In India, about 45 percent of Nestlé’s revenues come from milk products and
nutrition, another 30 percent from prepared dishes and cooking aids, which constitute
a growing business, and 13 percent from chocolates, and the rest from beverages.
But the contribution by milk products and nutrition, for Nestle, has declined in the
past couple of quarters. This is happening in a scenario wherein the external
environment is showing massive positivity. Increasing demand for fluid milk as well
as value added products is happening right when the dairy industry has been
liberalized. While milk production is growing at slightly above 5.5 %, the demand is
showing an edge over it at around 8.8 %. Now the market is becoming conscious of
the quality of milk and is ready to pay more for better quality and varieties of packed
milk and milk products.

Nestle Éclairs, Nescafe Mild, and milk sachets are low-margin and low-growth
products. While Maggi is also a low-margin product, the company has been
increasing its offerings of instant noodles under the Maggi brand.

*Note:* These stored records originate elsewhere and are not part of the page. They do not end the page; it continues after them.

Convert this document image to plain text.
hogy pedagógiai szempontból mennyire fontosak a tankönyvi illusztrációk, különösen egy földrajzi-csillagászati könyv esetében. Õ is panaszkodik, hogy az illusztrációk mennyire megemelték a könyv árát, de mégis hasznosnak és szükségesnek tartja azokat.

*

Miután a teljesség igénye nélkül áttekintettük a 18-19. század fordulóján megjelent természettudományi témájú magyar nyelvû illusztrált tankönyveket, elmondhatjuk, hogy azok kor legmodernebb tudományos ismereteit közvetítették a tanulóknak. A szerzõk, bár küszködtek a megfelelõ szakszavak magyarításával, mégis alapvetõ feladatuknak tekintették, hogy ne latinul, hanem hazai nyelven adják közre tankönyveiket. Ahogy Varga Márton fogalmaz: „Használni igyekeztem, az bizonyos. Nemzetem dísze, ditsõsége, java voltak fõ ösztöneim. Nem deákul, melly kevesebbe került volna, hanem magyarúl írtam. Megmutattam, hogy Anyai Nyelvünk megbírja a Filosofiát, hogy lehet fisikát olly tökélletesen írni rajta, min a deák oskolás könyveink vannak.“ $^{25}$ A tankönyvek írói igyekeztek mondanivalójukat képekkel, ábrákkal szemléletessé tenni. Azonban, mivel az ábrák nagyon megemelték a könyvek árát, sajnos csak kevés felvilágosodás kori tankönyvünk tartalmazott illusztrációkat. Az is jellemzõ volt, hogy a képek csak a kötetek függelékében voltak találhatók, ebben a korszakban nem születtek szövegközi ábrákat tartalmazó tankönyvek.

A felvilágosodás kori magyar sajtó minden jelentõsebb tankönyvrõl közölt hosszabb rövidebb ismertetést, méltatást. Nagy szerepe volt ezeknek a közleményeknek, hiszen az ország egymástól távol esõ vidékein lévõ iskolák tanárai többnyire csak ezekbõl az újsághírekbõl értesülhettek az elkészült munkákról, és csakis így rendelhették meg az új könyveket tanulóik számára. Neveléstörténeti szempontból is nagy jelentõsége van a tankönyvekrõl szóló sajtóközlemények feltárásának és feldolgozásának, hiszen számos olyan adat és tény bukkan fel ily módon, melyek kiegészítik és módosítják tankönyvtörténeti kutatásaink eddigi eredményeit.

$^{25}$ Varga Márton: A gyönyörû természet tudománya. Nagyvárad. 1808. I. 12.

Analysts are unsure which products the company will eliminate. "While the tone and
tenor of their statement yesterday (while announcing results) seemed to suggest
that the culling exercise would continue, it is difficult to gauge what they will do next,"
said Amnish Aggarwal, FMCG analyst at brokerage Prabhudas Lilladher.

“My sense is that the company is moving towards the end of the culling exercise.
They exited the B2B space where they were supplying coffee and milk to offices. But
guess that’s where they should end,” said Abneesh Roy, associate director of
research for institutional equities at Edelweiss Securities.
Benet, in his statement, also said that Nestle would remain cautious as it was yet to
sense buoyancy in the external environment. Like it had done in the recent past,
a Mumbai-based equity analyst said, Nestle was likely to take “tough decisions” as it
moved to build a premium portfolio.
In the July-September quarter, Maggi Oat Noodles, Maggi Vegetable Atta Noodles,
Maggi Masala-ae-Magic, Kit Kat chocolates, Nescafé, Milkmaid, and Everyday were
the products that performed well. The company has seen a two percent dip in the
sales volume of chocolate and confectionery products. Besides, milk and nutrition
products also dropped about 1 percent in sales volume in the quarter.

With ITC entering the instant coffee market early next year, Nestle will face stiff
competition in the segment apart from Hindustan Unilever’s Bru. It is also facing
competition in chocolates from Cadbury.

Company needs to rationalize with respect to products in the portfolio that are not
star performers and do not fit well with Nestle’s strategy of health and wellness.

“There has been no change in the company’s strategy with a continued focus on
portfolio rationalization and margins. We do not see recent new launches such as
Maggi Oats as material innovations which can move the needle,” Credit Suisse
said in a note.

On the other hand, Barclays noted that Nestle needed a strong pick-up in urban
consumption to revive growth in its largely city-focused product portfolio.

In addition, a very discouraging external environment, which has become more


precarious with the successful entry of Patanjali, is all set to put Nestle on a new
product launch drive and it has recently announced the launch of 25 new products.
Given these colors in markets, Product elimination will be an important portfolio
exercise of rationalization and is spreading far and wide. With increasing stress on
new and newer, the popularity of ‘elimination’ tool is set to rise.